Crispations entre la Moldavie et la Russie

« C’est une campagne politique soigneusement orchestrée et une attaque qui vise directement le partenariat russo-moldave ». Le ministre russe des Affaires Etrangères, Sergueï Lavrov, n’a pas eu de mots assez forts pour dénoncer la décision prise par le président moldave par intérim, Mihai Ghimpu, de signer un décret instituant une journée de l’occupation soviétique le 28 juin. La Russie considère cet acte comme un affront fait à son pays, voire même une insulte.

Mihai Ghimpu
Mihai Ghimpu

Le décret a pourtant été publié dans la foulée, jeudi 24 juin, tandis que le président moldave a demandé d’organiser des manifestations commémoratives ce jour-là et de « lancer la procédure d’érection d’un monument aux victimes de l’occupation soviétique et du régime communiste totalitaire sur la place de la Grande Assemblée nationale » en plein centre de la capitale, Chisinau, devant le palais du gouvernement.

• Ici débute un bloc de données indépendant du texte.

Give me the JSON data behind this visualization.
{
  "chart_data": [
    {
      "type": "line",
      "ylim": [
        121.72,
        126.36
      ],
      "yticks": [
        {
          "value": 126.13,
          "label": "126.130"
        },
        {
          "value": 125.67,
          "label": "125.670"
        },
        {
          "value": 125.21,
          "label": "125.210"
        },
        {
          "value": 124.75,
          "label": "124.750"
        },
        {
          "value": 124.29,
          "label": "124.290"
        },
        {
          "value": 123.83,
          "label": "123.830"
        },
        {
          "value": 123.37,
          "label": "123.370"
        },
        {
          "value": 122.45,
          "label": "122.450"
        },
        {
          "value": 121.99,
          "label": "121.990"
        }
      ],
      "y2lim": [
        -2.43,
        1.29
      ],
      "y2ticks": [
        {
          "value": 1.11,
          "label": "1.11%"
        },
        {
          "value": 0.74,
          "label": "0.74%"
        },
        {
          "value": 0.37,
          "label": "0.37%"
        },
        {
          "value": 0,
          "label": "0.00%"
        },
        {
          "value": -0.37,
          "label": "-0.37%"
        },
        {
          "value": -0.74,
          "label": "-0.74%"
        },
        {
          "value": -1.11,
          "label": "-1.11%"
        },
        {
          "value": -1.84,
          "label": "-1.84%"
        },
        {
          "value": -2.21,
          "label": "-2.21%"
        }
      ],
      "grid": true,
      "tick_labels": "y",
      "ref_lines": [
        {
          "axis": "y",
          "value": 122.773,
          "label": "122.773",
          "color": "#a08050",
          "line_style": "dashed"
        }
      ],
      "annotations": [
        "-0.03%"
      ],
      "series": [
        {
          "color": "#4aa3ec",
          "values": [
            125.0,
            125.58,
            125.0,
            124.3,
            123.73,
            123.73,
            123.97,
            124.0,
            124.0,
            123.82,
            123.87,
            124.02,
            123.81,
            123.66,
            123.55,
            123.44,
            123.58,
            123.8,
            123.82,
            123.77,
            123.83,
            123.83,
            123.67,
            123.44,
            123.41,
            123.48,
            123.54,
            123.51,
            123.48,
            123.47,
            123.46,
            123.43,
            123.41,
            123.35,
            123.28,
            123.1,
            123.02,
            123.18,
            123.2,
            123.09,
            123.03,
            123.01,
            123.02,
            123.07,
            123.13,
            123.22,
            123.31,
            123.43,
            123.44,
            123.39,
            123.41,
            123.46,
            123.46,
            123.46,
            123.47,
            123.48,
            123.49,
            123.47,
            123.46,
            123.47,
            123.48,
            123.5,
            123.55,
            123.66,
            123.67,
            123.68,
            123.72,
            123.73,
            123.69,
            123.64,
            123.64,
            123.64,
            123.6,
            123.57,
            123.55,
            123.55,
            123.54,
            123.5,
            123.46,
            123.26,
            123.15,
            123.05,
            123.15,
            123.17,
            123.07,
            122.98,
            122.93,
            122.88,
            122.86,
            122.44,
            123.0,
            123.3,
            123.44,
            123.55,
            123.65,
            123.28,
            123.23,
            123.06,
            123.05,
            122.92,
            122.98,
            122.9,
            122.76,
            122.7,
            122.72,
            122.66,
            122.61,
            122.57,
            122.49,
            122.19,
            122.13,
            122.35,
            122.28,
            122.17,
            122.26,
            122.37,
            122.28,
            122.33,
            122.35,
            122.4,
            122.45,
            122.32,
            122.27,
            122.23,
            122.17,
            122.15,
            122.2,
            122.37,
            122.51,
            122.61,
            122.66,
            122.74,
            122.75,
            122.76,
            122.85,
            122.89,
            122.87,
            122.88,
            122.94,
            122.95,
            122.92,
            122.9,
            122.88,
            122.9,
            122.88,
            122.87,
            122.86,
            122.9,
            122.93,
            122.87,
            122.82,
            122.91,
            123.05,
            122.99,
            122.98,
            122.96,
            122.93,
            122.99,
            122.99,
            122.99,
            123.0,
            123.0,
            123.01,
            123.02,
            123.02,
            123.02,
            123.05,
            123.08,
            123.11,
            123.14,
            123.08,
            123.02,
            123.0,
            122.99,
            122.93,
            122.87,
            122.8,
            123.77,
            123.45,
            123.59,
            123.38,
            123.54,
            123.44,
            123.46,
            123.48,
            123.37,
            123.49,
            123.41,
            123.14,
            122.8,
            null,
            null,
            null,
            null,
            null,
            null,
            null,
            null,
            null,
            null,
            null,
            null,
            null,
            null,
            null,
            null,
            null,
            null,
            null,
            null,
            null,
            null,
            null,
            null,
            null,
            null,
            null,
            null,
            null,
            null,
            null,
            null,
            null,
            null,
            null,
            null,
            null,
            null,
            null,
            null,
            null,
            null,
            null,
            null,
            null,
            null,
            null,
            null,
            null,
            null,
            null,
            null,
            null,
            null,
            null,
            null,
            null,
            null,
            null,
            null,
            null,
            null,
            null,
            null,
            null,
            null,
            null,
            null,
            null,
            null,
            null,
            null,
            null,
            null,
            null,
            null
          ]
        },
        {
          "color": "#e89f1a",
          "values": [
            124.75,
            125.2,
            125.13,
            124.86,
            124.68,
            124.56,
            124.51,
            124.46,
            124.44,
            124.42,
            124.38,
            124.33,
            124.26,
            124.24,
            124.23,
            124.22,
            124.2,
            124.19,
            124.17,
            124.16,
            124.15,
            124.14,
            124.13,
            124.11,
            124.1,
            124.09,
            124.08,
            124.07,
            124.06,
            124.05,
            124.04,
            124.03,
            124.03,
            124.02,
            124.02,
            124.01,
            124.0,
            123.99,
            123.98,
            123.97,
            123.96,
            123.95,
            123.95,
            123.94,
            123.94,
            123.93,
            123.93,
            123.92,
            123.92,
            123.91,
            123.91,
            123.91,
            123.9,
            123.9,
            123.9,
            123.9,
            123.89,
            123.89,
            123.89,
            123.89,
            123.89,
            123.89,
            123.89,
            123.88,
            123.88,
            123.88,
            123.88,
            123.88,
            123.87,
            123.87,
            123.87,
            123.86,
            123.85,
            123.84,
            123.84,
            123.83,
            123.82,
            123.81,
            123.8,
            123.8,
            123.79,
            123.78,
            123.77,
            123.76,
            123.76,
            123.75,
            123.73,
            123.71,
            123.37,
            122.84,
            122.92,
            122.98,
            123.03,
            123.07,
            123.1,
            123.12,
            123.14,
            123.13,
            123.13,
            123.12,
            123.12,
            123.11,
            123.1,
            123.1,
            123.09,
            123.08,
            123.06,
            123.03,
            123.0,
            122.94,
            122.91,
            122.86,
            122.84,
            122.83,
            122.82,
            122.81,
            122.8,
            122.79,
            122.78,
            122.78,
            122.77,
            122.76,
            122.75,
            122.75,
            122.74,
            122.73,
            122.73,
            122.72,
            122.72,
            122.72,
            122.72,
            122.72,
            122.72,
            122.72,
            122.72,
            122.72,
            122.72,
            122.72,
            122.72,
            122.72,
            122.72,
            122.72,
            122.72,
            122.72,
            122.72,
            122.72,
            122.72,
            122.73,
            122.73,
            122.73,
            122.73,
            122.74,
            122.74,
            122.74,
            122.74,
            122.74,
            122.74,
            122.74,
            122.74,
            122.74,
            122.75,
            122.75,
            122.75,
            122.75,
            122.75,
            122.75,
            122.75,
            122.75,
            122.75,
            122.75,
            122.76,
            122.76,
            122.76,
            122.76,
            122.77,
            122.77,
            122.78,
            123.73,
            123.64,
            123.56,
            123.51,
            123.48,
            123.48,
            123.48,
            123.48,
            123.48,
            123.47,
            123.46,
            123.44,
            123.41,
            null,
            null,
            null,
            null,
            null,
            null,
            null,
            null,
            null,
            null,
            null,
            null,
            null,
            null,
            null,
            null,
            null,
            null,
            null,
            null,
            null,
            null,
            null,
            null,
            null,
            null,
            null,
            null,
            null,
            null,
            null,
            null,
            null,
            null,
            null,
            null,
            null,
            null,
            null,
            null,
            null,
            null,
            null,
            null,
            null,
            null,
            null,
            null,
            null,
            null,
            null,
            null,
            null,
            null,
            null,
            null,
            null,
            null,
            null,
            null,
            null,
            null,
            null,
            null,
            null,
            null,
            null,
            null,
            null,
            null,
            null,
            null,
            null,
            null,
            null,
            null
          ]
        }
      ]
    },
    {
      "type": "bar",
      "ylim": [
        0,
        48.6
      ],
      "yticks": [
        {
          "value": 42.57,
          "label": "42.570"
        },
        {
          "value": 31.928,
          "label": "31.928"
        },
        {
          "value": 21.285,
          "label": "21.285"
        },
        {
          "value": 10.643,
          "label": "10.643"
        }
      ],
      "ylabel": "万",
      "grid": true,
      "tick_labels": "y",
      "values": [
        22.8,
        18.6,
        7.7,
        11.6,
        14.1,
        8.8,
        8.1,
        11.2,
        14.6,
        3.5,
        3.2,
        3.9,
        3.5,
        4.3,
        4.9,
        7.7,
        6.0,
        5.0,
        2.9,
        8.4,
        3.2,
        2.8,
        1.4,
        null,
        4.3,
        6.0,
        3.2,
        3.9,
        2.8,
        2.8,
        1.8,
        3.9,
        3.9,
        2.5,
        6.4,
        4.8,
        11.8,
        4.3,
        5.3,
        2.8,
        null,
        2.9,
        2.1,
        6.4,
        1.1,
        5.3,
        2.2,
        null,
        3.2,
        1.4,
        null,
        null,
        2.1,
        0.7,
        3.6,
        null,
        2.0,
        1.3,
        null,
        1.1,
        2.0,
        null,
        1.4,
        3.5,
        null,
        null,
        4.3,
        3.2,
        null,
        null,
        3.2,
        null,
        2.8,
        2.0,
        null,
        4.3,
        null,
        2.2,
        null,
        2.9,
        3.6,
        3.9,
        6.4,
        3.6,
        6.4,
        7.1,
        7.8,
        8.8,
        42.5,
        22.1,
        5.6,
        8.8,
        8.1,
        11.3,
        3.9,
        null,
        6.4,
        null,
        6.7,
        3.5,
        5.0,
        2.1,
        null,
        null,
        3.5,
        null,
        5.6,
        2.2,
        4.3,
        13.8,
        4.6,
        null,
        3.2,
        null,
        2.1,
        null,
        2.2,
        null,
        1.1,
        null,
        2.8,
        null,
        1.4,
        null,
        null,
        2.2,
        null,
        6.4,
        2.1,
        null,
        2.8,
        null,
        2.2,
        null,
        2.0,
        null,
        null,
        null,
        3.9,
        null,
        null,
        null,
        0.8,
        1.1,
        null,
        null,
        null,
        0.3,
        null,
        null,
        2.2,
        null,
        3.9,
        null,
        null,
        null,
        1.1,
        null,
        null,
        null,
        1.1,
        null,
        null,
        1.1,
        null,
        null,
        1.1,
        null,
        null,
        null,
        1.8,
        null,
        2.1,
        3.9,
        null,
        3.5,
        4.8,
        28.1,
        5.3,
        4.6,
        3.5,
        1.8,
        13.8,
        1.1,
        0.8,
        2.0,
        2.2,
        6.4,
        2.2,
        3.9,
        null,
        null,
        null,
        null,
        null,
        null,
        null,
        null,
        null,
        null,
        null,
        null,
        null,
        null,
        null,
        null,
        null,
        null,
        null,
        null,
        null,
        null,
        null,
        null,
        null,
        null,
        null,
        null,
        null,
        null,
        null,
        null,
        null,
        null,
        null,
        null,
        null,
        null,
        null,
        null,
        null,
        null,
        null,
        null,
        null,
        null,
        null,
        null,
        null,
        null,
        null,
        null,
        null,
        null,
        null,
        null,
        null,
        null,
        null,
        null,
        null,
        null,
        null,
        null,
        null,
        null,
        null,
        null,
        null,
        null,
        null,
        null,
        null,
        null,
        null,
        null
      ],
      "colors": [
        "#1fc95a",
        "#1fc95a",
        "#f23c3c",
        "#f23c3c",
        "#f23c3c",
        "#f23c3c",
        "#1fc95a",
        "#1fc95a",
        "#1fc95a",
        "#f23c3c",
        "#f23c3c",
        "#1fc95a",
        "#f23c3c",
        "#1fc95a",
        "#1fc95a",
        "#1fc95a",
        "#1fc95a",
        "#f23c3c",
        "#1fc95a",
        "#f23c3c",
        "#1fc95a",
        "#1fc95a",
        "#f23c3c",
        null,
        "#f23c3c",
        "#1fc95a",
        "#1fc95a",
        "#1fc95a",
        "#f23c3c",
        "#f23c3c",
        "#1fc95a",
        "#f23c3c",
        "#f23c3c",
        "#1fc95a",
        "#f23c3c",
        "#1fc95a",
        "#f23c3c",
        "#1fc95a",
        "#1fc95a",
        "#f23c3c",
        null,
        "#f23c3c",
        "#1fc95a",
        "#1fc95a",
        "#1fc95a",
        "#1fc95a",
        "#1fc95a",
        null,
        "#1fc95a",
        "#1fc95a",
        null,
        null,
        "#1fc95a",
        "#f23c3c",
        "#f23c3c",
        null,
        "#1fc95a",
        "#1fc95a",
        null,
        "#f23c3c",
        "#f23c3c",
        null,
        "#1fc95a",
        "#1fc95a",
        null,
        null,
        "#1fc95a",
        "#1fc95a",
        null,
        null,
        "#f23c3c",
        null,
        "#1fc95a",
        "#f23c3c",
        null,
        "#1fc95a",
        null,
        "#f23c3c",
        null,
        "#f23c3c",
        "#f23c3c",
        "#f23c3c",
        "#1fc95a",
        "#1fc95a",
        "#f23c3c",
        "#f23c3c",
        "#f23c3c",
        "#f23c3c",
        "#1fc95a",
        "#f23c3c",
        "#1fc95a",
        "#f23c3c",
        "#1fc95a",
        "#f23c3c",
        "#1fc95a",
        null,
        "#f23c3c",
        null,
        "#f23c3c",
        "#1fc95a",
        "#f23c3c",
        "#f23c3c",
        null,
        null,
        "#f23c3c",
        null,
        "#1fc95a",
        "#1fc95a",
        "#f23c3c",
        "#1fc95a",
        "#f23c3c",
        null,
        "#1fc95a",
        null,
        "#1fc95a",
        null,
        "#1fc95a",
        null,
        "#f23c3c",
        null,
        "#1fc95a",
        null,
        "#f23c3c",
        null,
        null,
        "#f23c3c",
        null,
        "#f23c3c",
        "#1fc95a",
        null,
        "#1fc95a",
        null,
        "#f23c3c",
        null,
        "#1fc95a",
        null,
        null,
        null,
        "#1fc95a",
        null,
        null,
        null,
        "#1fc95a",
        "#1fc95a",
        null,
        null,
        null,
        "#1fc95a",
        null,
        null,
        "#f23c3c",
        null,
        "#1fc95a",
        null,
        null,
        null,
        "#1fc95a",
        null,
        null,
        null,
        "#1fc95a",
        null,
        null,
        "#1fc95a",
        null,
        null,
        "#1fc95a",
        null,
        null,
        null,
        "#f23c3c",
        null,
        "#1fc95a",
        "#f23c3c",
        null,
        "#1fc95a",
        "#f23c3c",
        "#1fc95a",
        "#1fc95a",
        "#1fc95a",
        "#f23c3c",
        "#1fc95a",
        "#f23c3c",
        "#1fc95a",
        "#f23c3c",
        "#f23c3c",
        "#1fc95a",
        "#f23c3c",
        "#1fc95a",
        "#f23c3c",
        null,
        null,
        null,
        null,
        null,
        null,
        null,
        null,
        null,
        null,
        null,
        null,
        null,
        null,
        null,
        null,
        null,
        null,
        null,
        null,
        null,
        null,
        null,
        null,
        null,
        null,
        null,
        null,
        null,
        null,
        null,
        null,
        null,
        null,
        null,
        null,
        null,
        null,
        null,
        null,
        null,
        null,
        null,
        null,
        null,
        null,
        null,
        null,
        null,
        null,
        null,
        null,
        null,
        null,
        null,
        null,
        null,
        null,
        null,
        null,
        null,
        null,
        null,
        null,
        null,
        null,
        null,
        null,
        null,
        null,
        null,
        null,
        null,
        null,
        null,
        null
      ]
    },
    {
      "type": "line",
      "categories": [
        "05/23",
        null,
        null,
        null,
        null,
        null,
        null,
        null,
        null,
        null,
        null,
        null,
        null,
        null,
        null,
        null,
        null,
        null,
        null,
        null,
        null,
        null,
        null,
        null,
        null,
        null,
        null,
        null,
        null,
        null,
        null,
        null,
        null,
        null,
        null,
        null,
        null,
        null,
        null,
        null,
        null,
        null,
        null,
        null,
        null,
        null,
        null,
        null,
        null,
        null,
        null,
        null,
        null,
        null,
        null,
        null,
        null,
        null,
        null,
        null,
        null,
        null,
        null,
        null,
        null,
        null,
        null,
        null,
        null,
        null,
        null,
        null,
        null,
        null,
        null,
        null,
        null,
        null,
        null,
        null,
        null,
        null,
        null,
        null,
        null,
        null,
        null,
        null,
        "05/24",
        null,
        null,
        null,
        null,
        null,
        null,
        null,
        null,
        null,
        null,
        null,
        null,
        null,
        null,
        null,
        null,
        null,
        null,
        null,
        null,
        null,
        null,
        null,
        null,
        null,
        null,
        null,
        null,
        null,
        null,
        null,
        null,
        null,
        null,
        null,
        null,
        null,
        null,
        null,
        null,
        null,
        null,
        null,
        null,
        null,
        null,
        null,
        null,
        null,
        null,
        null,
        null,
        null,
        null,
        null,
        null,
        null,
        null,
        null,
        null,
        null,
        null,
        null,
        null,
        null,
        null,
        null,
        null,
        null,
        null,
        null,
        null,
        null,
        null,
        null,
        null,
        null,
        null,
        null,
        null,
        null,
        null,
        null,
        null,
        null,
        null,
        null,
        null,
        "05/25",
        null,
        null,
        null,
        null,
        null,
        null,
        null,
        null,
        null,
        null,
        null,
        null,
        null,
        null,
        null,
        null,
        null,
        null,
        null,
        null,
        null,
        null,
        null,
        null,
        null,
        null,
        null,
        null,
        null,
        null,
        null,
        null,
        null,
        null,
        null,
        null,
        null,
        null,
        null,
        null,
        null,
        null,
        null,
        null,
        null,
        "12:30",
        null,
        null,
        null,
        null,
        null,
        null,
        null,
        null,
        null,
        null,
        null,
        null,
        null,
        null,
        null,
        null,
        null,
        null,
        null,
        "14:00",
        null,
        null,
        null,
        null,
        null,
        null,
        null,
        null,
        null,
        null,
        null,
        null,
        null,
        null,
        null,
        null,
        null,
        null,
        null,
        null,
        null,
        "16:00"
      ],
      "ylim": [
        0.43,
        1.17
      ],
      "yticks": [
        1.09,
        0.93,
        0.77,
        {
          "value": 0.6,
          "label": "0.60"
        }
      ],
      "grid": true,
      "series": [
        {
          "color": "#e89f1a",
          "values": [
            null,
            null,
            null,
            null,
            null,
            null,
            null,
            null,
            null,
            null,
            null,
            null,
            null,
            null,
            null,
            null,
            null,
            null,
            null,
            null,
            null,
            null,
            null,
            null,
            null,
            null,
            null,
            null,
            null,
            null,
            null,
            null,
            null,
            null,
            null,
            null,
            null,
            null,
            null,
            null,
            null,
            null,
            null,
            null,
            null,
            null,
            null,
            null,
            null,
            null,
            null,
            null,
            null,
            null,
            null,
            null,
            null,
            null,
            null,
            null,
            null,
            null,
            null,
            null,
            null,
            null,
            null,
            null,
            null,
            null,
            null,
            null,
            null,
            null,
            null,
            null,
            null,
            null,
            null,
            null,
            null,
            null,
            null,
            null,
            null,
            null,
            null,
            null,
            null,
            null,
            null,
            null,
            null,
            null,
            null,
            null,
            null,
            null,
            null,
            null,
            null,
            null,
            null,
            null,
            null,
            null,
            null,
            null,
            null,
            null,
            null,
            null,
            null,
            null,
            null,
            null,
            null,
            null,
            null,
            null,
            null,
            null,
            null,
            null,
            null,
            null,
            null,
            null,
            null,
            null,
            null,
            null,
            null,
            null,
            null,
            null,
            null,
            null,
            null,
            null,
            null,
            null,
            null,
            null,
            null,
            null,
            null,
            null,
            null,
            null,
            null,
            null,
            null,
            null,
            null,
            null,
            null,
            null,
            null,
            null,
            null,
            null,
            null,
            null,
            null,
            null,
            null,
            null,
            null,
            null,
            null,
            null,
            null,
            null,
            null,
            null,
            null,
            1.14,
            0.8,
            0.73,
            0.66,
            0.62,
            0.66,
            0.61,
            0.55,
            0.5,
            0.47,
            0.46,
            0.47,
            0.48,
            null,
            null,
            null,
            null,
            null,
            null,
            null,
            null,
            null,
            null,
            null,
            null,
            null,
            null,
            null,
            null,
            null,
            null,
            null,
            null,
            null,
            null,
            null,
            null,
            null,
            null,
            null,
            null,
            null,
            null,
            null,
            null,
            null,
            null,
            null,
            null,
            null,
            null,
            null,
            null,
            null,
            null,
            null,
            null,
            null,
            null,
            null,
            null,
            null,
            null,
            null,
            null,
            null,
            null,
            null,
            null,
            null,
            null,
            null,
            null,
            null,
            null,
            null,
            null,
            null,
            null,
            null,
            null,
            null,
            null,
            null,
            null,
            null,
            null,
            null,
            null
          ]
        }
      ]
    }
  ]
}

Cette démarche des autorités moldaves vise à « attiser les émotions, à détourner l’attention de la société des problèmes réels du pays et à torpiller les mécanismes actuels servant à stabiliser la situation dans la région du Dniestr. Le décret peut constituer le prologue d’une nouvelle confrontation dans la société multiethnique moldave », a indiqué un communiqué de la diplomatie russe rendu public vendredi 25 juin.

Loin de faire l’unanimité en Moldavie, le décret de Mihai Ghimpu a été critiqué au sein même de sa majorité politique. L’Alliance, qui tient le pouvoir dans le pays, a d’ailleurs l’intention d’exiger l’annulation du décret annonçant. « En signant ce décret, le président par intérim n’avait pas demandé l’avis des autres partenaires », a ainsi déclaré un membre de l’Alliance pour l’intégration européenne, à savoir le leader du parti démocratique, Marian Lupu. Selon lui, il s’agissait là d’une « démarche importune, irréfléchie qui amènerait à la scission dans la classe politique et la société. »

En Moldavie, Mihai Ghimpu est connu pour ses opinions pro-roumaines. Selon les derniers sondages, sa popularité ne dépasse pas 2%, ce qui compromet sa chance d’accéder à la magistrature suprême par la voie d’une élection au scrutin public.

Pour mémoire, au mois de juin 1940, cédant à l’injonction de l’Union soviétique, le Royaume de Roumanie avait retiré ses troupes et son administration de la Bessarabie et de la Bucovine nord qu’il occupait depuis 1918. Ces territoires avaient ensuite été rattachés à l’URSS. Le 2 août 1940, la République socialiste soviétique de Moldavie y avait été instituée.